# Alpha 1200 Server with FreeBSD 6.4



## honeymak (Apr 23, 2009)

hi folks,

i have successfully installed FreeBSD 6.4 on the oldies "DEC" Alpha 1200 server

i am a FreeBSD newbie as well
just hoping to tell folks that works
and em.......if possible.........i maybe able to help test compiling stuff in it.......but......
as u know.........it's a time consuming process........

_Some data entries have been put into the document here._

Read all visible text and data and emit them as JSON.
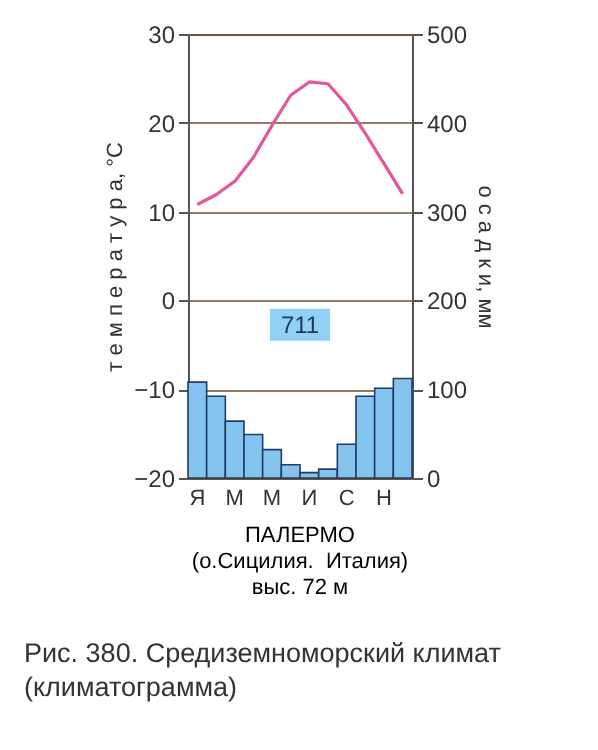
{
  "chart_data": {
    "type": "bar",
    "ylabel": "т е м п е р а т у р а, °C",
    "y2label": "о с а д к и, мм",
    "categories": [
      "Я",
      null,
      "М",
      null,
      "М",
      null,
      "И",
      null,
      "С",
      null,
      "Н",
      null
    ],
    "series": [
      {
        "axis": "y2",
        "color": "#84c4ee",
        "values": [
          108,
          92,
          64,
          49,
          32,
          15,
          6,
          10,
          38,
          92,
          101,
          112
        ]
      },
      {
        "type": "line",
        "axis": "y",
        "color": "#e6569c",
        "values": [
          10.8,
          11.9,
          13.4,
          16.1,
          19.7,
          23.1,
          24.6,
          24.4,
          22.0,
          18.8,
          15.4,
          12.0
        ]
      }
    ],
    "ylim": [
      -20,
      30
    ],
    "yticks": [
      -20,
      -10,
      0,
      10,
      20,
      30
    ],
    "y2lim": [
      0,
      500
    ],
    "y2ticks": [
      0,
      100,
      200,
      300,
      400,
      500
    ],
    "grid": "y",
    "annotations": [
      "711",
      "ПАЛЕРМО",
      "(о.Сицилия.  Италия)",
      "выс. 72 м",
      "Рис. 380. Средиземноморский климат (климатограмма)"
    ]
  }
}
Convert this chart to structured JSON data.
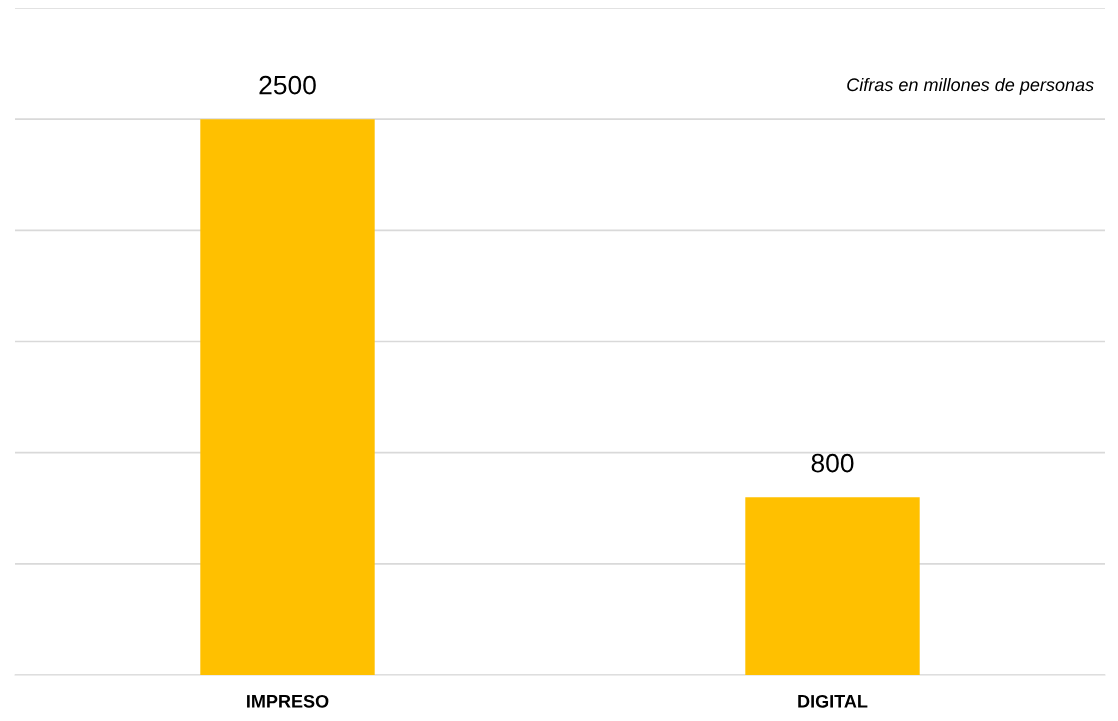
{
  "chart_data": {
    "type": "bar",
    "categories": [
      "IMPRESO",
      "DIGITAL"
    ],
    "values": [
      2500,
      800
    ],
    "color": "#ffc000",
    "data_labels": true,
    "ylim": [
      0,
      3000
    ],
    "yticks": [
      {
        "value": 0,
        "label": null
      },
      {
        "value": 500,
        "label": null
      },
      {
        "value": 1000,
        "label": null
      },
      {
        "value": 1500,
        "label": null
      },
      {
        "value": 2000,
        "label": null
      },
      {
        "value": 2500,
        "label": null
      },
      {
        "value": 3000,
        "label": null
      }
    ],
    "grid": "y",
    "tick_labels": "x",
    "annotations": [
      "Cifras en millones de personas"
    ]
  }
}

and i don't know much about FreeBSD commands.......:r


----------



## SirDice (Apr 23, 2009)

Unfortunately as of 7.0 support for the Alpha processor was dropped

http://www.freebsd.org/platforms/alpha.html

But I'm sure you'll have fun with 6.4 though :e


----------



## honeymak (Apr 24, 2009)

yes........and i m already facing some broken pkg
T.T.......thinking if i would continue to play with that old hardware


----------



## honeymak (Apr 24, 2009)

seems other *BSD install cd can't boot my Mylex DAC960P controller
T.T.....can't even install


----------



## mk (Apr 24, 2009)

stop using multiple dots like " .... " - it's irritating


----------



## SirDice (Apr 24, 2009)

mk said:
			
		

> stop using multiple dots like " .... " - it's irritating



I do it all the time....


----------



## VictorM (Dec 29, 2009)

there's a place for suspension points... and there is NetBSD which afaik works on Alpha


----------